Trotz allem bleibt am Ende meines Tages als Ja-Sagerin ein ungutes Gefühl. Ein Gefühl mal wieder versagt zu haben. Und das obwohl ich wieder allen alles recht machen wollte.

Dazu kommt, dass ich viele Menschen kennen gelernt habe, denen es scheinbar egal ist, was es bei anderen Personen auslöst, wenn sie absagen. Und eine große Anzahl dieser „Nein-Sager“ erschienen mir sehr glücklich mit dieser Einstellung.

Bis hierher und nicht weiter!

Es ist Zeit etwas zu ändern. Denn im Endeffekt leben wir alle unser eigenes Leben. Es ist schön und gut ein zuverlässiger Freund zu sein. Aber nur bis zu dem Punkt, an dem wir für unsere Güte nicht ausgenutzt werden.

Aber was tun?

1. Freimachen
Zunächst einmal muss ich mich frei machen von dem Gefühl es allen recht machen zu müssen. Denn ich werde es niemals jedem zu 100% recht machen können. Im Endeffekt bin ich aber immer die Ge****te, weil ich mich darauf eingelassen habe, es zu versuchen. Zusätzlich ist es mein Gewissen, das darunter leiden muss.

2. Lösen
Im nächsten Schritt muss ich mir klar machen, dass es kein Weltuntergang ist, wenn ich einfach mal keine Lust habe etwas für jemand anderen zu tun. Denn ich schulde niemanden etwas, außer mir selbst. Dadurch bin ich weder ein schlechter Mensch, noch nimmt man es mir übel. Und wenn doch, dann weiß ich, dass diese Person mich mittlerweile einfach als selbstverständlich ansieht. Und genau das bin ich nicht, und will ich auch nicht mehr sein.

3. Loslassen
Und last but not least, sollte ich mich von Menschen lösen, die mir nicht gut tun. Die in mir eine Ablage für ihre negativen Gefühle sehen. Oder die mich in der Tat nur ausnutzen.
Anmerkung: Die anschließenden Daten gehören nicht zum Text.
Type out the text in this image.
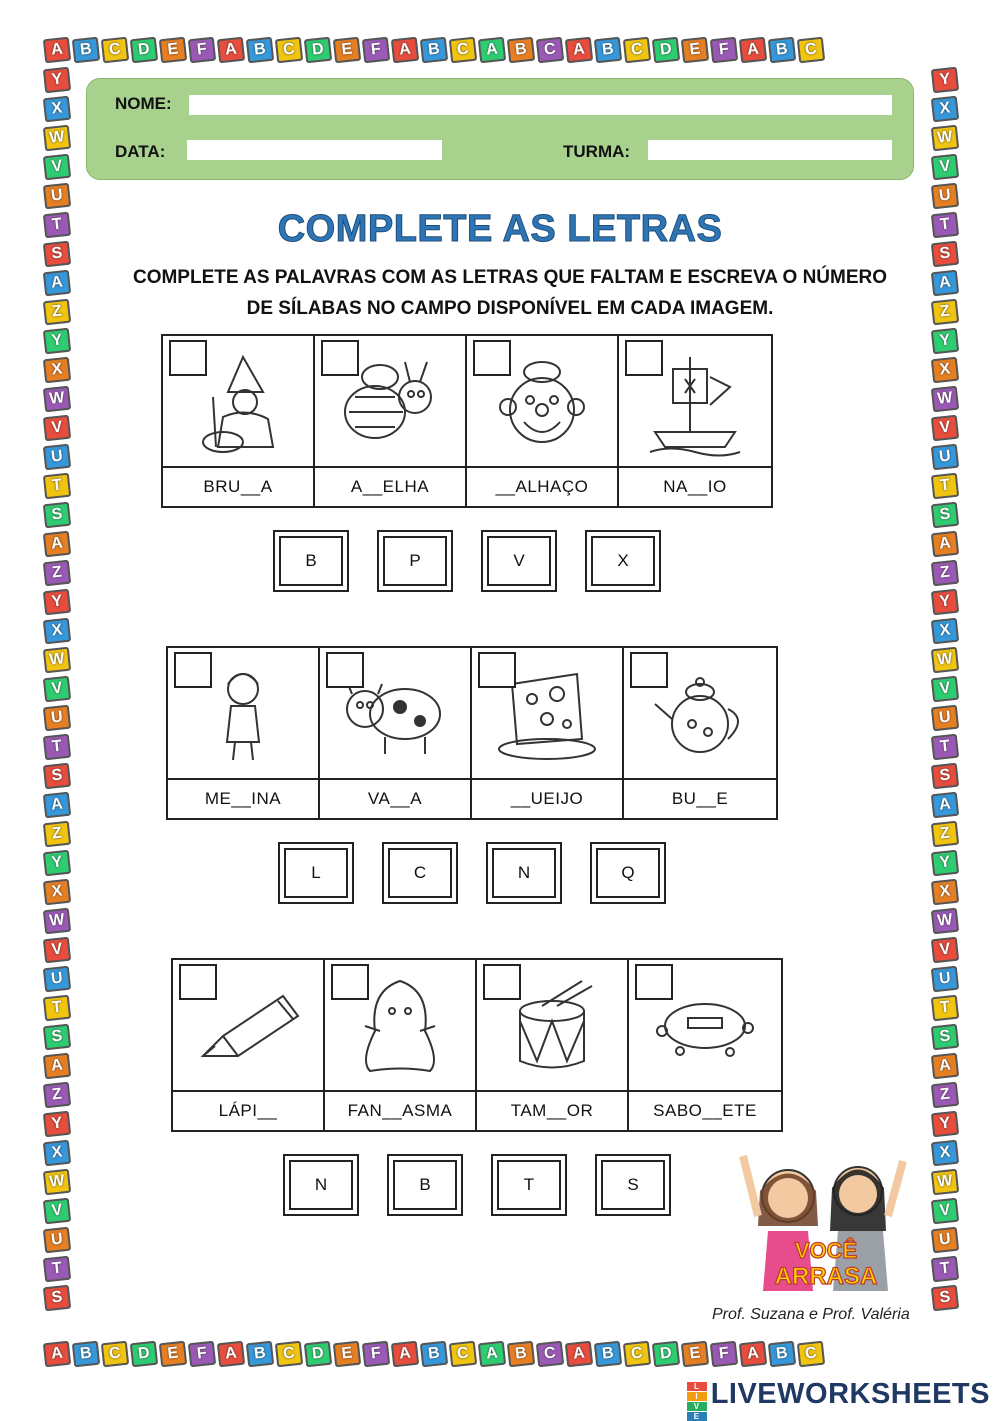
A B C D	E	F	A B C D	E	F	A B C A B C A B C D	E	F	A B C
A B C D	E	F	A B C D	E	F	A B C A B C A B C D	E	F	A B C
Y
X
W
V
U
T
S
A
Z
Y
X
W
V
U
T
S
A
Z
Y
X
W
V
U
T
S
A
Z
Y
X
W
V
U
T
S
A
Z
Y
X
W
V
U
T
S
Y
X
W
V
U
T
S
A
Z
Y
X
W
V
U
T
S
A
Z
Y
X
W
V
U
T
S
A
Z
Y
X
W
V
U
T
S
A
Z
Y
X
W
V
U
T
S
NOME:
DATA:	TURMA:
COMPLETE AS LETRAS
COMPLETE AS PALAVRAS COM AS LETRAS QUE FALTAM E ESCREVA O NÚMERO
DE SÍLABAS NO CAMPO DISPONÍVEL EM CADA IMAGEM.
BRU__A	A__ELHA	__ALHAÇO	NA__IO
B	P	V	X
ME__INA	VA__A	__UEIJO	BU__E
L	C	N	Q
LÁPI__	FAN__ASMA	TAM__OR	SABO__ETE
N	B	T	S
VOCÊ
ARRASA
Prof. Suzana e Prof. Valéria
L
I
V
E
LIVEWORKSHEETS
Dass diese Umstellung für eine permanente Ja-Sagerin, wie mich, nicht einfach ist, brauche ich an dieser Stelle nicht erwähnen. Dennoch möchte ich versuchen meine eigenen Ratschläge in der Zukunft umzusetzen. Ich würde mich sehr darüber freuen, wenn ihr mir eure persönlichen Erfahrungen zu diesem Thema schreiben würdet. Gerne per Email an matroschka-blog@web.de

Ich wünsche euch, und auch mir, viel Erfolg bei der Umsetzung, und werde meine Erfahrungen in einiger Zeit gerne mit euch teilen.